Marking DNA as spam
The idea behind bioinformatics, at least for some people, is that since the information encoded into DNA is sequential, you can parse it more or less the same way that you parse an English text. You can apply a regex to DNA and you can search DNA just as you can search text. But how far can you push it?
The part of information processing science formerly known as AI developed a whole range of "machine learning" techniques. Most never made it into the real world but once in a while, a new idea is ripe and you see it spread like a storm. Most techniques that tried to model how the brain works are miserable failures, but it happens that someone understands how people use information and apply really simple pasterns turn worthless data into the most valuable repository of knowledge.
If you were to look for "Bayesian classification" in a stats textbook, you would probably find nothing, except maybe the it's a method that you should avoid. Naive Bayesian classification is a way to combine independent evidences about some event to refine your knowledge about it. The catch is right there, "independent" in probabilities in what they call a "strong assumption" and you almost never see truly independent evidences except for trivial stuff.
When Paul Graham solved the problem of spam, he made something that would drive any stats teacher crazy, he said that the words in an email are independent. Why did he do that? If you do that, you can use a really simple formula, if you don't, the computation is so hard that no computer can undertake it for a 300 words email. While statisticians are still screaming, Bayesian filters are filtering the worlds spam and they work better than anything else.
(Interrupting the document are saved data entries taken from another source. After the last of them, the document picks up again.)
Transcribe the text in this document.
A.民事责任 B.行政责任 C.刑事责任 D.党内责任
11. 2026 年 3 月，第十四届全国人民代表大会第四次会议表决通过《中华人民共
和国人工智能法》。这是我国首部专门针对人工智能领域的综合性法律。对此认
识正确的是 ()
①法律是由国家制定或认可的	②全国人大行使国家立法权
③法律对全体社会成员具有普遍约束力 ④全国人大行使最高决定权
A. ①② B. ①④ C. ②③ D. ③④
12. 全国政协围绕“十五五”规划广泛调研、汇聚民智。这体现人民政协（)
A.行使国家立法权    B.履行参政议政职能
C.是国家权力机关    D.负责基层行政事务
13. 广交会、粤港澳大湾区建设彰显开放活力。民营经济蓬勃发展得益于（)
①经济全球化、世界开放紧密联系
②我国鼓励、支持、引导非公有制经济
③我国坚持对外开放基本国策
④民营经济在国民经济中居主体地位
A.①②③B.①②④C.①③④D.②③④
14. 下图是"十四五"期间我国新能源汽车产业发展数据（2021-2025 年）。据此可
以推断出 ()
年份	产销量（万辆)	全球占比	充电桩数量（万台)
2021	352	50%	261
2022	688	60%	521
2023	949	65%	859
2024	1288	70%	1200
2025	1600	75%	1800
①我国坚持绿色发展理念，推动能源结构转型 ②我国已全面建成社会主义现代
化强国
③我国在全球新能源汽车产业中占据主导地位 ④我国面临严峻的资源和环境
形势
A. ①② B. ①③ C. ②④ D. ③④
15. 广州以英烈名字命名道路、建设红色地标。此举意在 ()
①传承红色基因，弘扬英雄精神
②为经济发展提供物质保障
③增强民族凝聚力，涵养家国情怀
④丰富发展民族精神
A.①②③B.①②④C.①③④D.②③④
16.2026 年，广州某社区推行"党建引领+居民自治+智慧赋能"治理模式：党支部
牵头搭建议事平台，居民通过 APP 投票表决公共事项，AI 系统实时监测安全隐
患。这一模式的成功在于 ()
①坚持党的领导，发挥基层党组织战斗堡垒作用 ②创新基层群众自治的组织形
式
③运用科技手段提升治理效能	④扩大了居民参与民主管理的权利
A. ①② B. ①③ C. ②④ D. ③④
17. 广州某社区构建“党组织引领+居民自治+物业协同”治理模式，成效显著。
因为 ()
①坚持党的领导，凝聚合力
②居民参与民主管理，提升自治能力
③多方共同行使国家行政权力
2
How about DNA? The original question was "given the few proteins that we know to be localized in the nucleolus, can we find a pattern that will help us find others?" If someone ask you that, the fist logical reaction should be to grab something to drink. Now that you've taken care of that, you can say that you don't know and that you'd prefer to work on something as boring as applying design patterns to bioformatics, you can decide to apply some techniques that should theoretically work or you can decide to dive and to try what works in the real world, even though it shouldn't.
What we did is shocking, we didn't implement a Bayesian classifier for DNA, we used the excellent spamoracle and fed it DNA sequences as if it was emails. I kind of hope that my stats teacher won't read that far but was is even more shocking is that it works, to some extent.
We don't find all the nucleolar proteins but we find a lot of them with really few false positives. Further more, spamoracle has really nice regex queries on the training set. That way we can explore what kind of "words" leads to correct classifications. And thats the interesting parts because you can't do that with neural nets and other machine learning techniques. And what we find fits pretty well with what people find in wet labs. Now, a word of warning is needed. BLAST is not working like Google and there is a reason for that. You typically search for a few exact word on Google and you typically do a fuzzy search on a really long DNA word with BLAST. Before you can replace all your wet lab staff with monkeys punching sequences into a Bayesian filter, a lot of work must be done on building better training sets and on biologically relevant ways to search for a word in correlation tables.